Yeah, look, the obstetrics one is complex, but I’ll just address the issue of the gold or the top hospital cover. Now, the previous government brought in a system of tiering health insurance products into gold, silver bronze, basic in terms of the amount of cover and the cost of the policy. And they did this first up, because they thought it would make it easier for consumers to pick a product that was right for them. Now, I’m not sure at the end of the day it has actually helped. But one unintended consequence has been that because the system is so rigid, what you’ve got with gold hospital cover is a group of people who know they’re going to claim. So it’s very high risk for the health insurers, and it contains- gold hospital cover contains things like weight loss surgery, admission for mental illness that can be many weeks in duration, and every conceivable expensive type of procedure is up in that tier. Now, most people don’t need that level of cover indefinitely. So what’s tended to happen is that people sit in a silver or a bronze product and if they are told that they need to have a particular procedure that isn’t covered, they upgrade, wait a couple of months and then have the procedure.
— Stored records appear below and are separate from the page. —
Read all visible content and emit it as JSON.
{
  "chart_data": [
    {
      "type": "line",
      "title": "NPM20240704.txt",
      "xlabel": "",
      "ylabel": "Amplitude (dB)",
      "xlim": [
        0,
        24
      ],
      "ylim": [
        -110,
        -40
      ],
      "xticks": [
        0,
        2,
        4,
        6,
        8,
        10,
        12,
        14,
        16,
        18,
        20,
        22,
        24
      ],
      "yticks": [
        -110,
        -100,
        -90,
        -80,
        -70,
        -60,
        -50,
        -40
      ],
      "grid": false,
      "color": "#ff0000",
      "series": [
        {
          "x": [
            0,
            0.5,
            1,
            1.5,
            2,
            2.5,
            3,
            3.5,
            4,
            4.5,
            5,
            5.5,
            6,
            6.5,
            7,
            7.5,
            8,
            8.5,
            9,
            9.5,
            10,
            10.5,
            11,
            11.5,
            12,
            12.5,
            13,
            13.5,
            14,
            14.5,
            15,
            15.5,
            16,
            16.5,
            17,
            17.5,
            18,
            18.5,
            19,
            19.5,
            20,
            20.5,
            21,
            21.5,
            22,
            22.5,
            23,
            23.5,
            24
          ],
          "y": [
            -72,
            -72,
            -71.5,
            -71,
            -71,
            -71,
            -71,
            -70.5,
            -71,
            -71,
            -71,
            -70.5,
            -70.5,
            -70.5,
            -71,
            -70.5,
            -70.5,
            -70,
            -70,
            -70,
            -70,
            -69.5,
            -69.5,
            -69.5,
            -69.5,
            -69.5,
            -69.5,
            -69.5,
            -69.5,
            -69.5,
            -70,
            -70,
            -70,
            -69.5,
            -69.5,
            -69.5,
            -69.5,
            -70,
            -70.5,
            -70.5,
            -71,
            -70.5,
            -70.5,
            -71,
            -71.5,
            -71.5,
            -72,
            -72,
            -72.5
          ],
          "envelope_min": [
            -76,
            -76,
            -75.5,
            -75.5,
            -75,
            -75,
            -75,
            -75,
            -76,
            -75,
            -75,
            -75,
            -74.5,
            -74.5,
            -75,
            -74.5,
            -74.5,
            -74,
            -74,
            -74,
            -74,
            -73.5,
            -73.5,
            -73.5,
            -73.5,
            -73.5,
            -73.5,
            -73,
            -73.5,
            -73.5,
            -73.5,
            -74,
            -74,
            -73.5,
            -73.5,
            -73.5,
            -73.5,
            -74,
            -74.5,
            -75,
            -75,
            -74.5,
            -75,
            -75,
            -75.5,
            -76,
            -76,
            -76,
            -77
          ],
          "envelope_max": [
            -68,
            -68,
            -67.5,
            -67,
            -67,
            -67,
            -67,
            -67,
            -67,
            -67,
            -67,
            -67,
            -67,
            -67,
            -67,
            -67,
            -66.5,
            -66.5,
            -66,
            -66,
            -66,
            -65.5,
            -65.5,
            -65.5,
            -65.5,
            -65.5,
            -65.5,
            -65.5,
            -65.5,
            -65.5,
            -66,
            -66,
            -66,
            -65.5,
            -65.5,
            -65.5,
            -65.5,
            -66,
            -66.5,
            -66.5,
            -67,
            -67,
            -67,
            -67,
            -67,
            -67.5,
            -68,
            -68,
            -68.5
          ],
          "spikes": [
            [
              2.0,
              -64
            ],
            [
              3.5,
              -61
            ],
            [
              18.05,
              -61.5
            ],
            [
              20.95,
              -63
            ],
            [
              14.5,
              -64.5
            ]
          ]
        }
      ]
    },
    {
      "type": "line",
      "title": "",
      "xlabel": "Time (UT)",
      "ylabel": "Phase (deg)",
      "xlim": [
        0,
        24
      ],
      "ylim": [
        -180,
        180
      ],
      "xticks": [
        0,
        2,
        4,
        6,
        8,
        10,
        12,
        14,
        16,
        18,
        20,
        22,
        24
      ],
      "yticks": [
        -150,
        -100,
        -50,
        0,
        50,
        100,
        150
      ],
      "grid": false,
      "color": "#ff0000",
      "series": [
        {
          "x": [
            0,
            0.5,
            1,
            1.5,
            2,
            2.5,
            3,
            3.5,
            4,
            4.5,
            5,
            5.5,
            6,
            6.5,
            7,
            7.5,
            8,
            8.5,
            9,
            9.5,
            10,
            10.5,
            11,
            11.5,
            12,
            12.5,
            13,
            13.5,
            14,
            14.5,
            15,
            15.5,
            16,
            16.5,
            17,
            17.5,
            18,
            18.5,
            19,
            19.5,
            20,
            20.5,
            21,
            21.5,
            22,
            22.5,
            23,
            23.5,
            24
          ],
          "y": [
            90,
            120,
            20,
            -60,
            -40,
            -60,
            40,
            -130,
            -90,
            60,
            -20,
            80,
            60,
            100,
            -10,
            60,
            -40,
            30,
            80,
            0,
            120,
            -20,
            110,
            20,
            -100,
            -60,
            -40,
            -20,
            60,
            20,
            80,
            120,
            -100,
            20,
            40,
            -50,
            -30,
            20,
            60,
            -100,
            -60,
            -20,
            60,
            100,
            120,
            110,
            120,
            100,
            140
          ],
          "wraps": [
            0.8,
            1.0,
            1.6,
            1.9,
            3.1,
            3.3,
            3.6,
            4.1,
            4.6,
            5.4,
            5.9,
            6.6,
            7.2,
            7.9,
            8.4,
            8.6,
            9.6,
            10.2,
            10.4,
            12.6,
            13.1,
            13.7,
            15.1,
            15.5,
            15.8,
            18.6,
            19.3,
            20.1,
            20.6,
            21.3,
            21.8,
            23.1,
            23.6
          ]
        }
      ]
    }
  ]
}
So the net effect of that is that you have a high, high risk group left in gold, therefore the premiums are really high. Now we think that system is too rigid. It is pricing some people with some needs out of the market and it needs- and we think it needs to be reviewed, as there have been multiple unintended consequences. And one is that, you’ve got a double whammy. If you want maternity care in private, you’ve got the very high obstetrician fees for the antenatal visits and you’ve got a high premium for the hospital care now, which is a double whammy. And we probably think it’s time for that to be reviewed by the government.

STEVE AUSTIN: So since the government is the regulator, are they doing that?
RACHEL DAVID: Look, there’s a lot on the agenda for private health. We’ve been given some pretty strong assurances by the Minister for Health that this will be looked at. There are a lot of open reviews that are on the table for private health at the moment, but we’re thinking it’s more of a second term issue for the government at the moment.
STEVE AUSTIN: I appreciate your time. Rachel David, thank you.
RACHEL DAVID: Thanks, Steve.
STEVE AUSTIN: Doctor Rachel David is the Chief Executive Officer of Private Healthcare Australia.